Southwest captain initially wanted to land crippled plane at different airport
DALLAS -- The pilots of a Southwest Airlines jet struggled to handle the plane after an engine blew apart at 32,000 feet over Pennsylvania last month. Investigators say the captain, Tammie Jo Shults, took over control from the co-pilot.
She first asked air traffic controllers for permission to land at the nearest airport, but then aimed for Philadelphia, where the crippled plane made an emergency landing. The Dallas-bound flight had departed from New York's LaGuardia Airport.
A jagged chunk of an engine part called the inboard fan cowl hit a window, shattering it and causing a partial loss of pressure in the cabin that pushed 43-year-old Jennifer Riordan halfway out the window. She died later.
The National Transportation Safety Board provided new details Thursday on the fatal accident aboard Southwest Flight 1380 on April 17.
Shults and co-pilot Darren Ellisor, both former military pilots, have not talked publicly about the dramatic flight. They and other crew members and a few passengers met President Trump in the White House on Tuesday, and Mr. Trump praised their bravery and skill.
In its update, the NTSB also said that investigators have found pieces of the broken engine fan blade suspected of triggering the accident when it snapped off due to metal fatigue, or microscopic cracking. The NTSB said the other blades in the engine on the Boeing 737 were nicked during the accident but showed no signs of cracking.
Investigators looked at Southwest maintenance records, which indicated that the fan blades in the failed engine had made more than 32,000 flights and more than 10,000 since being overhauled in November 2012. At that time they were inspected by sight and with fluorescent dye used to find surface defects.
Since the accident, the Federal Aviation Administration has announced stepped-up inspections of fan blades in Boeing 737 engines, which are made by CFM International, a joint venture of General Electric Co. and France's Safran SA. CFM first recommended more inspections using ultrasound and electrical currents after an engine broke apart on another Southwest plane in 2016. No one was injured in that incident.

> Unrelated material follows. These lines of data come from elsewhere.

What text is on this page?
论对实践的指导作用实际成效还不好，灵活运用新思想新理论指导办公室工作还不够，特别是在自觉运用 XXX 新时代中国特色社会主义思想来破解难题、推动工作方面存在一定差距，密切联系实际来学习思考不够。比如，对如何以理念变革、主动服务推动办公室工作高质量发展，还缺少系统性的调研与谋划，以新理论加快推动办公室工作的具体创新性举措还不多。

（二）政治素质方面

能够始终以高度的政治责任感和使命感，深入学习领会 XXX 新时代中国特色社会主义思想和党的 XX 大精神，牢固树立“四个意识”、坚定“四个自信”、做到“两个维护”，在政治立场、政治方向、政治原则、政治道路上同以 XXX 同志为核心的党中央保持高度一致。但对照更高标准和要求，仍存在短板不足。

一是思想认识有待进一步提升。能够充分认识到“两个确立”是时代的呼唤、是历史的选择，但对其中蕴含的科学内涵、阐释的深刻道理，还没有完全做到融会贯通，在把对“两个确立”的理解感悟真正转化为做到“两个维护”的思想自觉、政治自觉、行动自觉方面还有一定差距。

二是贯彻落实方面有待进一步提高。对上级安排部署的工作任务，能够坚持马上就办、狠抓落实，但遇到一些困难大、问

Southwest executives say crews have inspected more than 25,000 blades in the airline's fleet and found only one other that showed signs of cracking.

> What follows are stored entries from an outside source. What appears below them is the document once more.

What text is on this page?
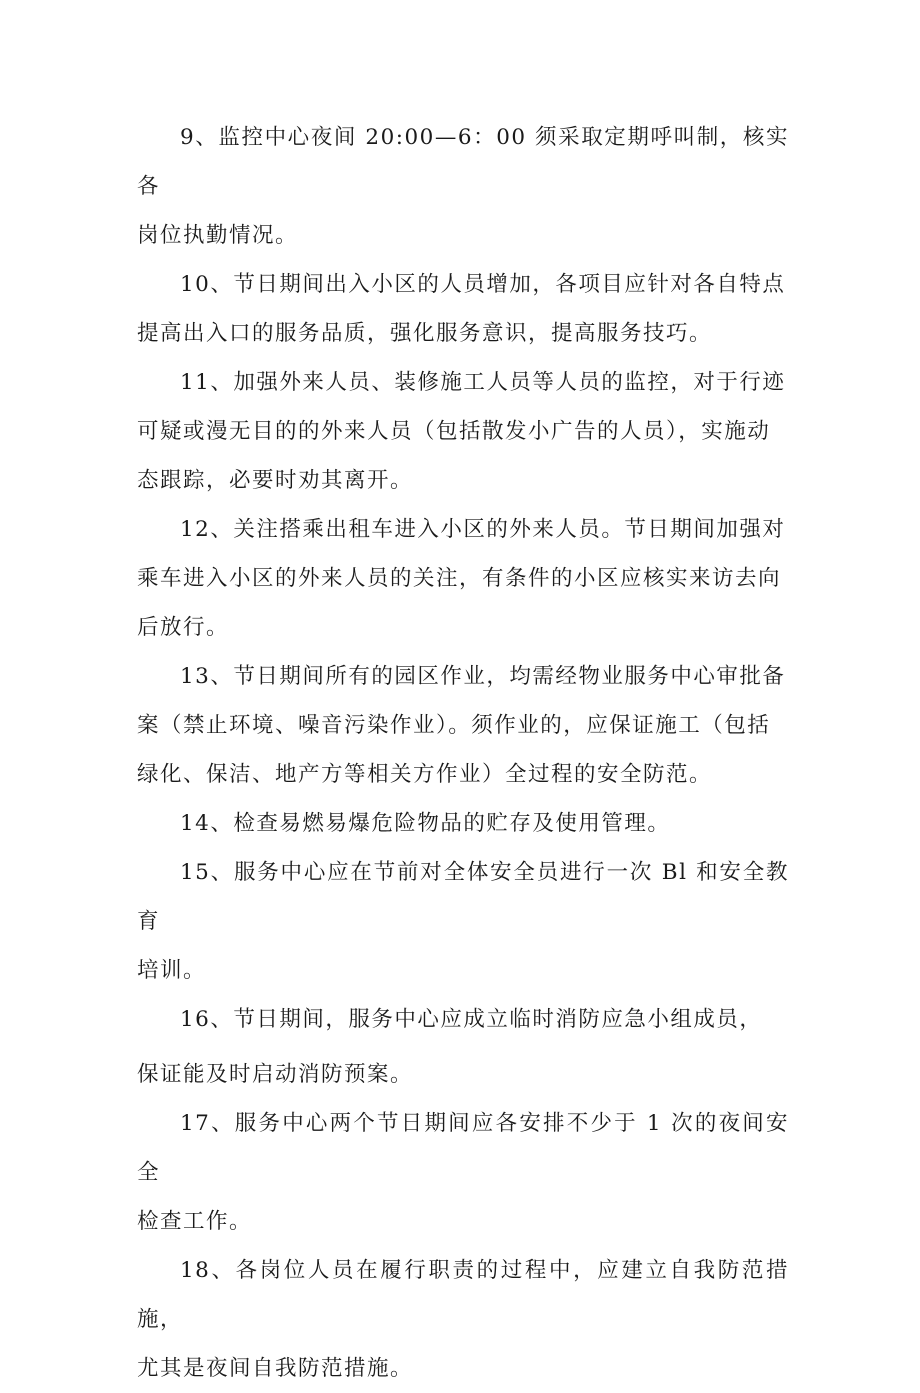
9、监控中心夜间 20:00—6：00 须采取定期呼叫制，核实各
岗位执勤情况。

10、节日期间出入小区的人员增加，各项目应针对各自特点
提高出入口的服务品质，强化服务意识，提高服务技巧。

11、加强外来人员、装修施工人员等人员的监控，对于行迹
可疑或漫无目的的外来人员（包括散发小广告的人员），实施动
态跟踪，必要时劝其离开。

12、关注搭乘出租车进入小区的外来人员。节日期间加强对
乘车进入小区的外来人员的关注，有条件的小区应核实来访去向
后放行。

13、节日期间所有的园区作业，均需经物业服务中心审批备
案（禁止环境、噪音污染作业）。须作业的，应保证施工（包括
绿化、保洁、地产方等相关方作业）全过程的安全防范。

14、检查易燃易爆危险物品的贮存及使用管理。

15、服务中心应在节前对全体安全员进行一次 Bl 和安全教育
培训。

16、节日期间，服务中心应成立临时消防应急小组成员，
保证能及时启动消防预案。

17、服务中心两个节日期间应各安排不少于 1 次的夜间安全
检查工作。

18、各岗位人员在履行职责的过程中，应建立自我防范措施，
尤其是夜间自我防范措施。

Passengers on another Southwest plane were startled this week when one layer of a three-layer window cracked in flight. The pilots landed the plane safely in Cleveland.
Former NTSB Chairman Mark Rosenker told CBS News that the cracked window was an anomaly.
"There are a number of redundancies built into these windows that enable them to withstand even the loss of one of the panes," Rosenker said.